As many GPB patients have no symptoms of their disease, incidence rates largely depend on the likelihood of incidental discovery/diagnosis. Thus, the frequency of medical imaging of the chest, including that performed because of smoking-related conditions, is likely to affect incidence rates. Considering the good availability of medical imaging in Iceland, the ASR of GBP in Iceland could be expected to be in the higher range. There have been few other studies on which to base comparisons, but in a literature review by Snider et al. 476 patients with GPB were reported from 1951 to 1992 (1).
In this series, the bullae were removed surgically, either via thoracotomy or sternotomy. These procedures have gradually been replaced by video-assisted thoracoscopic surgery (VATS), where recovery is quicker and post-operative pain less of a problem (11,–13). Furthermore, for high-risk patients who cannot tolarate open surgery, the modified Monaldi-type drainage procedure (14, 15) or an endobronchial placement of one-way valves have shown to be effective treatment alternatives (16).

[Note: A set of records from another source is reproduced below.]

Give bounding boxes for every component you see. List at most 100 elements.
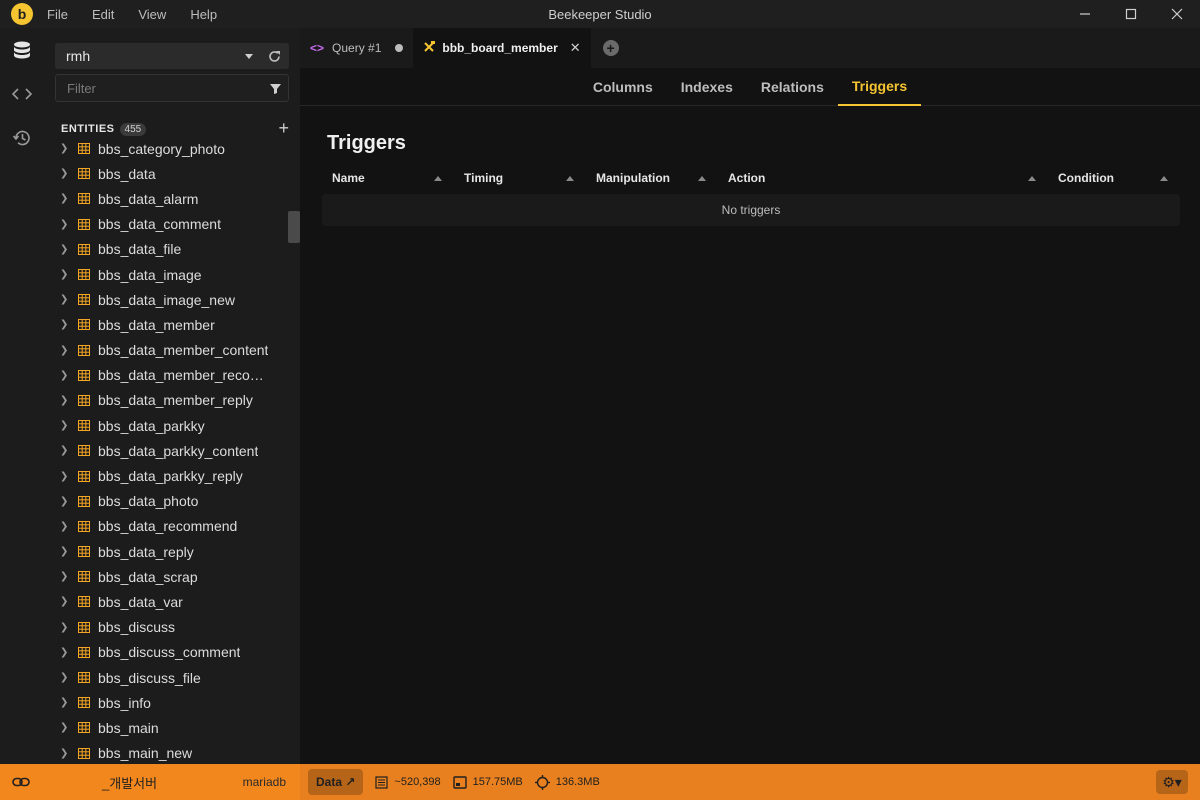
filter-field[interactable] — [55, 74, 289, 102]
chevron-right-icon[interactable]: ❯ — [60, 445, 70, 456]
history-nav-button[interactable] — [0, 116, 44, 160]
chevron-right-icon[interactable]: ❯ — [60, 294, 70, 305]
column-header-timing[interactable]: Timing — [454, 171, 586, 185]
connection-select[interactable]: rmh — [55, 43, 289, 69]
close-tab-icon[interactable]: ✕ — [570, 40, 581, 56]
unsaved-dot-icon[interactable] — [395, 44, 404, 52]
close-window-button[interactable] — [1154, 0, 1200, 28]
entity-list: ❯ bbs_category_photo ❯ bbs_data ❯ bbs_data_al… — [44, 136, 288, 764]
chevron-right-icon[interactable]: ❯ — [60, 496, 70, 507]
tab-query-1[interactable]: <> Query #1 — [300, 28, 413, 68]
column-header-condition[interactable]: Condition — [1048, 171, 1180, 185]
chevron-right-icon[interactable]: ❯ — [60, 420, 70, 431]
entity-list-item[interactable]: ❯ bbs_data_member — [44, 312, 288, 337]
sort-icon[interactable] — [566, 175, 574, 181]
chevron-right-icon[interactable]: ❯ — [60, 345, 70, 356]
entity-name: bbs_data_image_new — [98, 291, 235, 308]
maximize-button[interactable] — [1108, 0, 1154, 28]
filter-input[interactable] — [56, 80, 262, 96]
menu-bar: File Edit View Help — [47, 7, 241, 22]
subtab-relations[interactable]: Relations — [747, 68, 838, 106]
table-icon — [78, 394, 90, 406]
table-icon — [78, 243, 90, 255]
chevron-right-icon[interactable]: ❯ — [60, 471, 70, 482]
chevron-right-icon[interactable]: ❯ — [60, 370, 70, 381]
tab-bar: <> Query #1 bbb_board_member ✕ + — [300, 28, 1200, 68]
add-entity-button[interactable]: + — [278, 119, 289, 137]
chevron-down-icon — [245, 53, 253, 59]
column-header-action[interactable]: Action — [718, 171, 1048, 185]
chevron-right-icon[interactable]: ❯ — [60, 244, 70, 255]
triggers-table-header: Name Timing Manipulation Action Conditio… — [322, 168, 1180, 188]
table-icon — [78, 143, 90, 155]
refresh-button[interactable] — [263, 43, 285, 69]
chevron-right-icon[interactable]: ❯ — [60, 395, 70, 406]
sort-icon[interactable] — [1028, 175, 1036, 181]
tab-bbb-board-member[interactable]: bbb_board_member ✕ — [413, 28, 591, 68]
chevron-right-icon[interactable]: ❯ — [60, 722, 70, 733]
entity-list-item[interactable]: ❯ bbs_data_member_reply — [44, 388, 288, 413]
add-tab-button[interactable]: + — [602, 40, 619, 56]
entity-list-item[interactable]: ❯ bbs_data_comment — [44, 212, 288, 237]
filter-icon[interactable] — [262, 83, 288, 94]
menu-file[interactable]: File — [47, 7, 68, 22]
entity-list-item[interactable]: ❯ bbs_data_alarm — [44, 186, 288, 211]
chevron-right-icon[interactable]: ❯ — [60, 672, 70, 683]
database-nav-button[interactable] — [0, 28, 44, 72]
chevron-right-icon[interactable]: ❯ — [60, 269, 70, 280]
entity-list-item[interactable]: ❯ bbs_data_image_new — [44, 287, 288, 312]
entity-list-item[interactable]: ❯ bbs_category_photo — [44, 136, 288, 161]
entity-list-item[interactable]: ❯ bbs_data_recommend — [44, 514, 288, 539]
entity-list-item[interactable]: ❯ bbs_data_photo — [44, 489, 288, 514]
menu-edit[interactable]: Edit — [92, 7, 114, 22]
chevron-right-icon[interactable]: ❯ — [60, 748, 70, 759]
sort-icon[interactable] — [434, 175, 442, 181]
sort-icon[interactable] — [1160, 175, 1168, 181]
data-button[interactable]: Data ↗ — [308, 769, 364, 795]
menu-view[interactable]: View — [138, 7, 166, 22]
entity-list-item[interactable]: ❯ bbs_data_file — [44, 237, 288, 262]
entity-list-item[interactable]: ❯ bbs_data_image — [44, 262, 288, 287]
column-header-name[interactable]: Name — [322, 171, 454, 185]
column-header-manipulation[interactable]: Manipulation — [586, 171, 718, 185]
settings-button[interactable]: ⚙▾ — [1156, 770, 1188, 794]
chevron-right-icon[interactable]: ❯ — [60, 697, 70, 708]
chevron-right-icon[interactable]: ❯ — [60, 193, 70, 204]
subtab-columns[interactable]: Columns — [579, 68, 667, 106]
entity-list-item[interactable]: ❯ bbs_info — [44, 690, 288, 715]
entity-name: bbs_data_alarm — [98, 190, 199, 207]
sidebar-scrollbar[interactable] — [288, 211, 300, 243]
chevron-right-icon[interactable]: ❯ — [60, 521, 70, 532]
sort-icon[interactable] — [698, 175, 706, 181]
entity-name: bbs_category_photo — [98, 140, 225, 157]
chevron-right-icon[interactable]: ❯ — [60, 596, 70, 607]
menu-help[interactable]: Help — [190, 7, 217, 22]
entity-list-item[interactable]: ❯ bbs_data_var — [44, 589, 288, 614]
chevron-right-icon[interactable]: ❯ — [60, 647, 70, 658]
entity-list-item[interactable]: ❯ bbs_discuss_comment — [44, 640, 288, 665]
entity-list-item[interactable]: ❯ bbs_main — [44, 715, 288, 740]
connection-status[interactable]: _개발서버 mariadb — [0, 764, 300, 800]
chevron-right-icon[interactable]: ❯ — [60, 622, 70, 633]
entity-list-item[interactable]: ❯ bbs_discuss_file — [44, 665, 288, 690]
entity-list-item[interactable]: ❯ bbs_data_reply — [44, 539, 288, 564]
entity-list-item[interactable]: ❯ bbs_data — [44, 161, 288, 186]
subtab-indexes[interactable]: Indexes — [667, 68, 747, 106]
entity-list-item[interactable]: ❯ bbs_data_scrap — [44, 564, 288, 589]
chevron-right-icon[interactable]: ❯ — [60, 219, 70, 230]
entity-list-item[interactable]: ❯ bbs_discuss — [44, 615, 288, 640]
entity-list-item[interactable]: ❯ bbs_main_new — [44, 741, 288, 765]
entity-list-item[interactable]: ❯ bbs_data_parkky_content — [44, 438, 288, 463]
chevron-right-icon[interactable]: ❯ — [60, 571, 70, 582]
chevron-right-icon[interactable]: ❯ — [60, 168, 70, 179]
minimize-button[interactable] — [1062, 0, 1108, 28]
query-nav-button[interactable] — [0, 72, 44, 116]
chevron-right-icon[interactable]: ❯ — [60, 319, 70, 330]
entity-list-item[interactable]: ❯ bbs_data_member_recom... — [44, 363, 288, 388]
chevron-right-icon[interactable]: ❯ — [60, 546, 70, 557]
chevron-right-icon[interactable]: ❯ — [60, 143, 70, 154]
entity-list-item[interactable]: ❯ bbs_data_parkky — [44, 413, 288, 438]
entity-list-item[interactable]: ❯ bbs_data_member_content — [44, 338, 288, 363]
entity-list-item[interactable]: ❯ bbs_data_parkky_reply — [44, 463, 288, 488]
subtab-triggers[interactable]: Triggers — [837, 68, 922, 106]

The results of this study, although limited, are good in terms of operative mortality and rate of complications. There was no early mortality and 5-year survival was 100%. In other studies, operative mortality has been reported to be between 0% and 22.5% and five-year survival to be in the 76–88% range (3, 17, 18). At follow-up 10 years after surgery, four patients had died, two from pulmonary infections and the other two from respiratory failure related to pulmonary emphysema. Prolonged air leakage was the most common postoperative complication, occurring in three quarters of the patients. This is a relatively benign complication, but it often prolongs the hospital stay. Similar findings have been reported by others (8).
This study is limited by the small number of patients and its retrospective design. Patients were seen over two decades, during which significant improvements in imaging occurred, and this may have affected the number of cases diagnosed during the first years of the study. No standard guidelines for referral of patients for bullectomy were in use during the study period. The strengths of the study were its nationwide design and the complete and relatively long follow-up period. Patients were identified through two different registries separately, and all were operated on at a single cardiothoracic surgical center.
In conclusion, GPS is a rare disease with an ASR of 0.21 per 100.000 population per year in Iceland. Bullectomy is a safe procedure with excellent short-term outcome. Pulmonary function does, however, decline over time and reaches preoperative values by five years postoperatively.